Huang Qi condannato a cinque anni di carcere
Creatore del sito Internet www.tianwang.com, Huang Qi è stato arrestato, il 3 giugno del 2000. Ha dovuto aspettare tre anni prima di sapere di essere stato condannato a cinque anni di carcere per “sovversione” e “incitamento alla rivolta contro i poteri dello Stato”. Al momento del suo processo-farsa che si è tenuto a porte chiuse nell’agosto 2001, il cyberdissidente, sfinito dai lunghi interrogatori e dalle pesanti condizioni di detenzione, portava sul volto e sul corpo i segni evidenti dei maltrattamenti che gli venivano regolarmente inflitti dai suoi guardiani.
3 cyberdissidenti sono prigionieri alle Maldive, tra cui:
Ahmad Didi condannato a 25 anni di carcere
Ahmad Didi, 50 anni, era un brillante uomo d’affari e si era candidato per un posto di deputato nel suo paese. Ma con altre tre illustri personalità delle Maldive, ha avuto l’idea di lanciare Sandhaanu, un bollettino di informazioni diffuso su Internet. Il presidente delle Maldive ha ordinato il loro arresto nel gennaio 2002. Nel luglio dello scorso anno, sono stati condannati a una pena di 25 anni di carcere per aver “insultato il Presidente ” e aver tentato di “rovesciare il governo (…) creando un bollettino chiamato Sandhaanu”. Dopo l’annuncio della sentenza, le autorità del paese hanno rifiutato il ricorso in appello ai prigionieri, che continuano a essere sprovvisti di avvocati per la loro difesa.

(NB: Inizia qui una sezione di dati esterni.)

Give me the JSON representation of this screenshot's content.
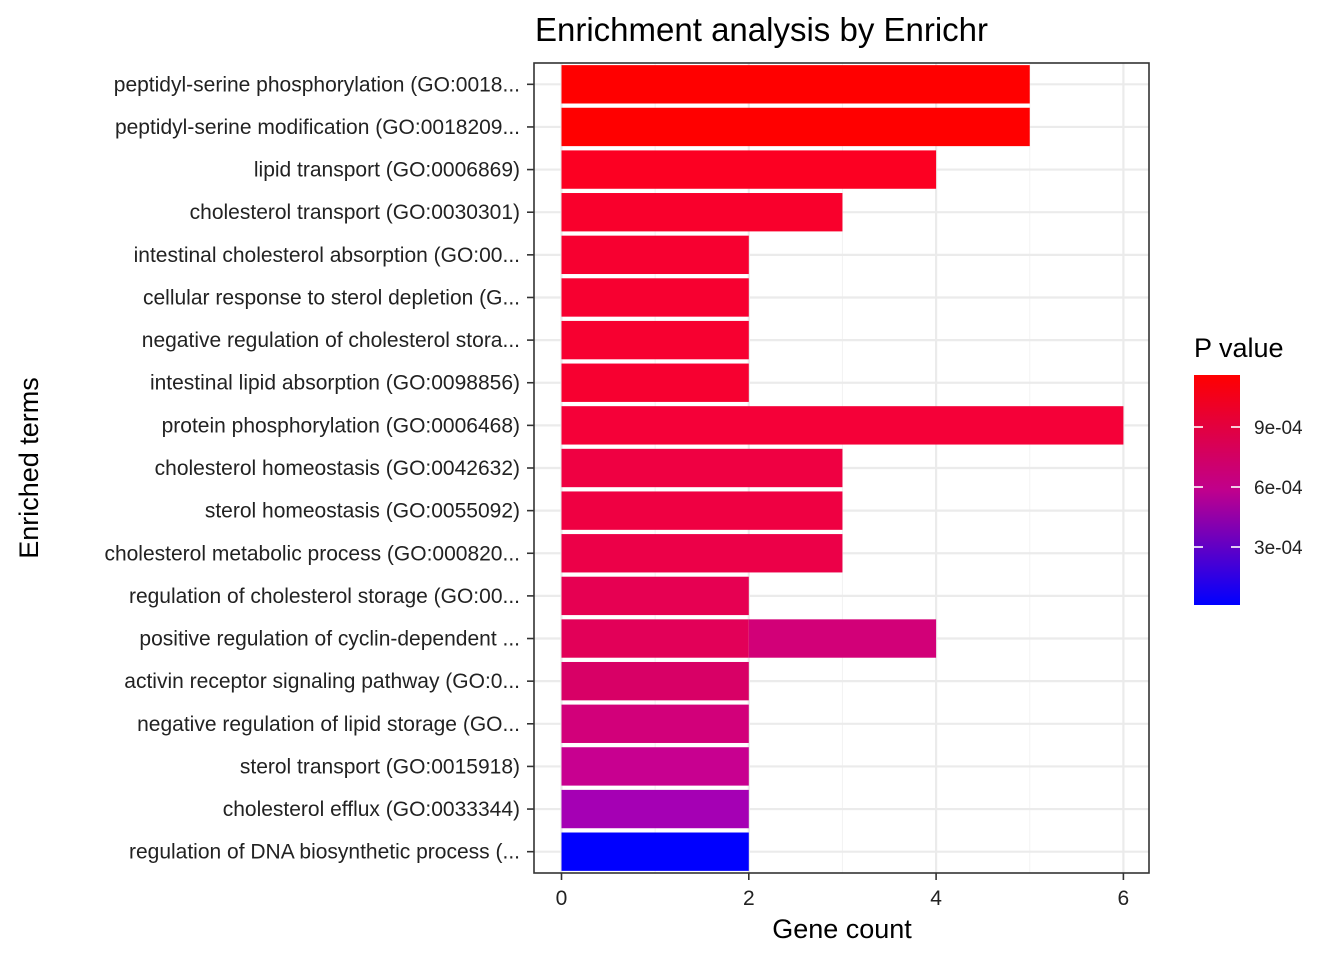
{
  "chart_data": {
    "type": "bar",
    "orientation": "horizontal",
    "title": "Enrichment analysis by Enrichr",
    "xlabel": "Gene count",
    "ylabel": "Enriched terms",
    "xlim": [
      0,
      6.3
    ],
    "xticks": [
      0,
      2,
      4,
      6
    ],
    "grid": true,
    "legend": {
      "title": "P value",
      "placement": "right",
      "type": "colorbar",
      "range": [
        1e-05,
        0.00116
      ],
      "ticks": [
        {
          "value": 0.0003,
          "label": "3e-04"
        },
        {
          "value": 0.0006,
          "label": "6e-04"
        },
        {
          "value": 0.0009,
          "label": "9e-04"
        }
      ],
      "low_color": "#ff0000",
      "mid_color": "#c0008c",
      "high_color": "#0000ff"
    },
    "bars": [
      {
        "label": "peptidyl-serine phosphorylation (GO:0018...",
        "value": 5,
        "color": "#ff0000"
      },
      {
        "label": "peptidyl-serine modification (GO:0018209...",
        "value": 5,
        "color": "#ff0000"
      },
      {
        "label": "lipid transport (GO:0006869)",
        "value": 4,
        "color": "#fc0022"
      },
      {
        "label": "cholesterol transport (GO:0030301)",
        "value": 3,
        "color": "#f9002c"
      },
      {
        "label": "intestinal cholesterol absorption (GO:00...",
        "value": 2,
        "color": "#f70030"
      },
      {
        "label": "cellular response to sterol depletion (G...",
        "value": 2,
        "color": "#f70030"
      },
      {
        "label": "negative regulation of cholesterol stora...",
        "value": 2,
        "color": "#f70030"
      },
      {
        "label": "intestinal lipid absorption (GO:0098856)",
        "value": 2,
        "color": "#f70030"
      },
      {
        "label": "protein phosphorylation (GO:0006468)",
        "value": 6,
        "color": "#f50038"
      },
      {
        "label": "cholesterol homeostasis (GO:0042632)",
        "value": 3,
        "color": "#ef0042"
      },
      {
        "label": "sterol homeostasis (GO:0055092)",
        "value": 3,
        "color": "#ef0042"
      },
      {
        "label": "cholesterol metabolic process (GO:000820...",
        "value": 3,
        "color": "#ec0048"
      },
      {
        "label": "regulation of cholesterol storage (GO:00...",
        "value": 2,
        "color": "#e60052"
      },
      {
        "label": "positive regulation of cyclin-dependent ...",
        "value": 4,
        "color": "#e20058",
        "segments": [
          {
            "value": 2,
            "color": "#e20058"
          },
          {
            "value": 2,
            "color": "#d20078"
          }
        ]
      },
      {
        "label": "activin receptor signaling pathway (GO:0...",
        "value": 2,
        "color": "#d80066"
      },
      {
        "label": "negative regulation of lipid storage (GO...",
        "value": 2,
        "color": "#d2007a"
      },
      {
        "label": "sterol transport (GO:0015918)",
        "value": 2,
        "color": "#c80090"
      },
      {
        "label": "cholesterol efflux (GO:0033344)",
        "value": 2,
        "color": "#a500b4"
      },
      {
        "label": "regulation of DNA biosynthetic process (...",
        "value": 2,
        "color": "#0000ff"
      }
    ]
  }
}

5 cyberdissidenti sono prigionieri in Viêt-nam, tra cui:
Le Chi Quang condannato a quattro anni di carcere
Le Chi Quang, 32 anni, laureato in chimica e in diritto, è stato arrestato il 21 febbraio 2002 in un cybercaffè di Hanoi da un poliziotto in borghese che si era spacciato per un internauta. E’ stato condannato, l’8 novembre 2002, a quattro anni di carcere per aver pubblicato su Internet degli articoli critici nei confronti del regime comunista. Nonostante questo cyberdissidente sia gravemente sofferente per problemi di insufficienza renale, il tribunale di Hanoi ha recentemente rifiutato la sua liberazione per “motivi di salute”.
1 cyberdissidente è prigioniero in Tunisia:
Zouhair Yahyaoui condannato a due anni di carcere
Nel luglio 2001, appena laureato e disoccupato con la passione di Internet, Zouhair Yahyaoui lancia, dalla Tunisia, un sito di informazioni. Il 4 giugno 2002, viene arrestato in un cybercaffè alla periferia di Tunisi.
Durante gli interrogatori, il cyberdissidente rivela la password del sito e viene ferocemente torturato. Il 10 luglio 2002, viene condannato a due anni di carcere per “diffusione di notizie false”. Dall’inizio dell’anno 2003, Zouhair Yahyaoui è entrato per ben tre volte in sciopero della fame.